Effect of Prolonged Fasting Time on Gastric Residual Volume in Patients Taking GLP1 Receptor Agonists
Purpose
The aim of this study is to determine whether a modified fasting protocol can reduce the potential risk of aspiration for patients currently prescribed GLP1-RAs.
Conditions
- Upper Endoscopy
- GLP1-R-related Disease
Eligibility
- Eligible Ages
- Over 18 Years
- Eligible Sex
- All
- Accepts Healthy Volunteers
- No
Inclusion Criteria
- Patients undergoing elective upper endoscopy with gastroenterology team
Exclusion Criteria
- Urgent or emergent procedure - Inclusion of colonoscopy or antegrade small bowel enteroscopy in planned procedure - Upper GI barium study performed in past 24 hours. - Gastroparesis - Achalasia - Pancreatitis - Use of outpatient pro-motility medications - Patient refusal - Inability for patient to provide own consent
Study Design
- Phase
- N/A
- Study Type
- Interventional
- Allocation
- N/A
- Intervention Model
- Single Group Assignment
- Intervention Model Description
- This study has 3 arms, but two of them are historical cohorts (i.e. previous patients who have already been taken care of). One group will consist of patients who are not on GLP1 medications who underwent upper endoscopy, and another group will consist of patients who are on GLP1 medications who underwent upper endoscopy. The third group is the prospective group who are being enrolled and recruited - this group will consist of patients who are on GLP1 medications who abide by a modified fasting guideline consisting of a full-liquid diet 48 hours prior to procedure, clear liquid diet 24 hours prior to procedure, and no liquids or solids after midnight on the day of upper endoscopy.
- Primary Purpose
- Prevention
- Masking
- Single (Outcomes Assessor)
Arm Groups
| Arm | Description | Assigned Intervention |
|---|---|---|
|
No Intervention Normal fasting guidelines and not taking GLP1-RAs |
Patients who are not taking GLP1 RAs (Receptor Agonists) and who will abide by the normal fasting guidelines |
|
|
No Intervention Normal fasting guidelines with GLP1-RAs |
Patients who are taking GLP1 RAs (Receptor Agonists) for either diabetes or weight loss management who will abide by normal fasting guidelines |
|
|
Experimental Modified fasting guidelines with GLP1-RAs |
Patients who are prescribed and taking GLP1 RAs (Receptor Agonists) for either diabetes or weight loss management who follow the modified fasting guidelines.
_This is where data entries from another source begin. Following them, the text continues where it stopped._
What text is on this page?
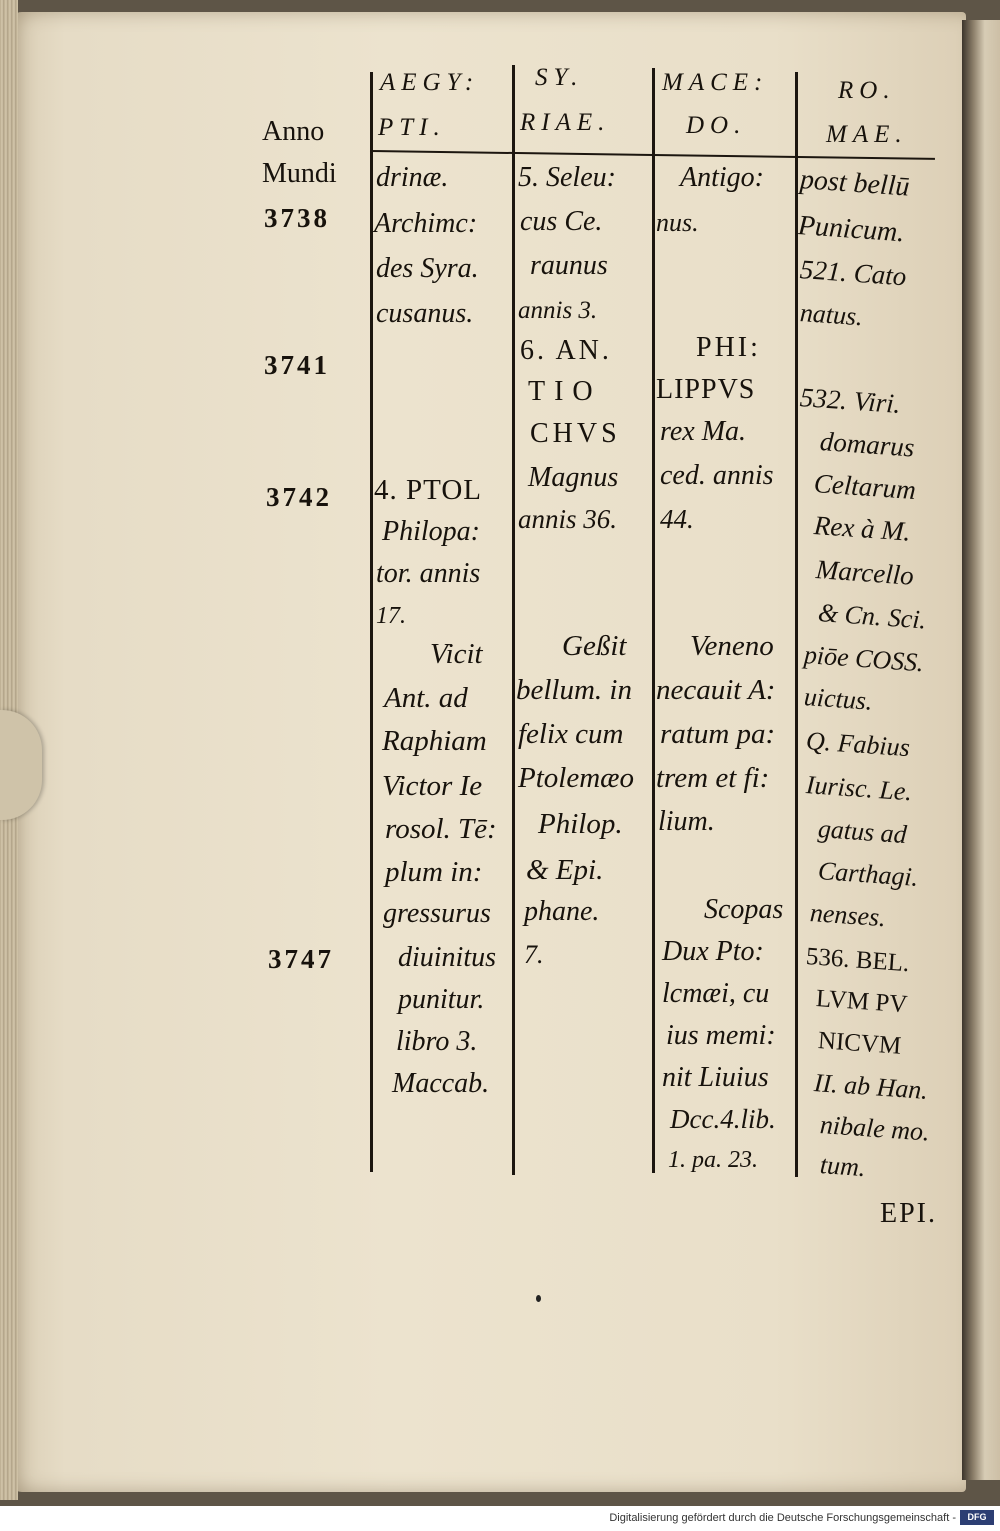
Anno
Mundi
AEGY:
PTI.
SY.
RIAE.
MACE:
DO.
RO.
MAE.
3738
3741
3742
3747
drinæ.
Archimc:
des Syra.
cusanus.
4. PTOL
Philopa:
tor. annis
17.
Vicit
Ant. ad
Raphiam
Victor Ie
rosol. Tē:
plum in:
gressurus
diuinitus
punitur.
libro 3.
Maccab.
5. Seleu:
cus Ce.
raunus
annis 3.
6. AN.
TIO
CHVS
Magnus
annis 36.
Geßit
bellum. in
felix cum
Ptolemæo
Philop.
& Epi.
phane.
7.
Antigo:
nus.
PHI:
LIPPVS
rex Ma.
ced. annis
44.
Veneno
necauit A:
ratum pa:
trem et fi:
lium.
Scopas
Dux Pto:
lcmæi, cu
ius memi:
nit Liuius
Dcc.4.lib.
1. pa. 23.
post bellū
Punicum.
521. Cato
natus.
532. Viri.
domarus
Celtarum
Rex à M.
Marcello
& Cn. Sci.
piōe COSS.
uictus.
Q. Fabius
Iurisc. Le.
gatus ad
Carthagi.
nenses.
536. BEL.
LVM PV
NICVM
II. ab Han.
nibale mo.
tum.
EPI.
Digitalisierung gefördert durch die Deutsche Forschungsgemeinschaft -	DFG
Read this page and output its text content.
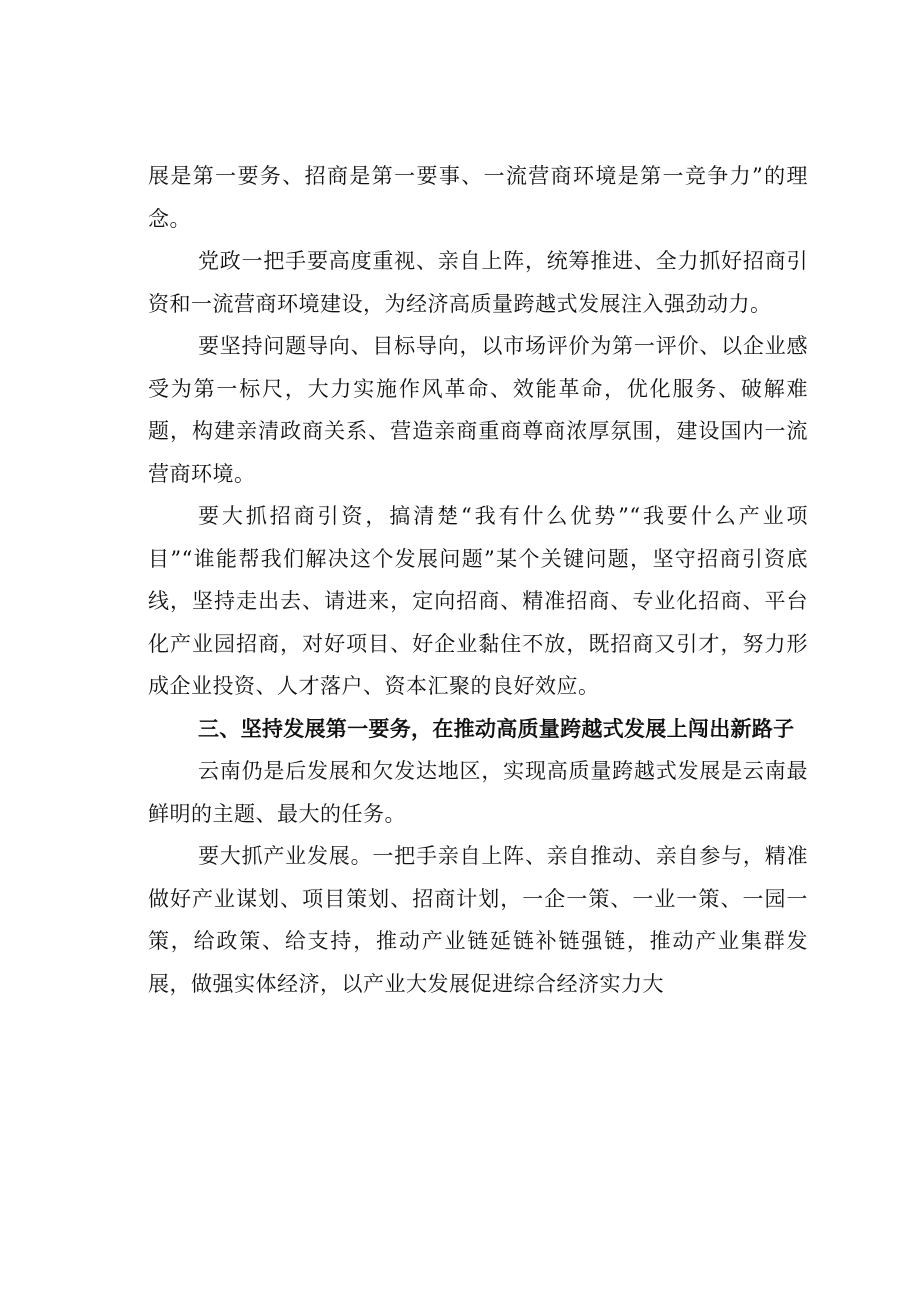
展是第一要务、招商是第一要事、一流营商环境是第一竞争力”的理念。

党政一把手要高度重视、亲自上阵，统筹推进、全力抓好招商引资和一流营商环境建设，为经济高质量跨越式发展注入强劲动力。

要坚持问题导向、目标导向，以市场评价为第一评价、以企业感受为第一标尺，大力实施作风革命、效能革命，优化服务、破解难题，构建亲清政商关系、营造亲商重商尊商浓厚氛围，建设国内一流营商环境。

要大抓招商引资，搞清楚“我有什么优势”“我要什么产业项目”“谁能帮我们解决这个发展问题”某个关键问题，坚守招商引资底线，坚持走出去、请进来，定向招商、精准招商、专业化招商、平台化产业园招商，对好项目、好企业黏住不放，既招商又引才，努力形成企业投资、人才落户、资本汇聚的良好效应。

三、坚持发展第一要务，在推动高质量跨越式发展上闯出新路子

云南仍是后发展和欠发达地区，实现高质量跨越式发展是云南最鲜明的主题、最大的任务。

要大抓产业发展。一把手亲自上阵、亲自推动、亲自参与，精准做好产业谋划、项目策划、招商计划，一企一策、一业一策、一园一策，给政策、给支持，推动产业链延链补链强链，推动产业集群发展，做强实体经济，以产业大发展促进综合经济实力大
Modified fasting consists of a full-liquid diet 48 hours prior to the procedures, clear liquid diet 24 hours prior to their procedure, and nothing by mouth (NPO) after midnight on the day of their procedure. |
|
Recruiting Locations
Mayo Clinic in Rochester
Rochester, Minnesota 55905
Rochester, Minnesota 55905
More Details
- NCT ID
- NCT07006142
- Status
- Recruiting
- Sponsor
- Mayo Clinic
Detailed Description
The overall objective of this project is to identify a reasonable means by which patients on GLP1-RAs can be safely cared for in the perioperative period that can be agreed upon by all groups involved in perioperative patient care. This will be assessed in patients undergoing upper endoscopy specifically since assessment of gastric contents would be minimally invasive for this patient population receiving anesthetic care.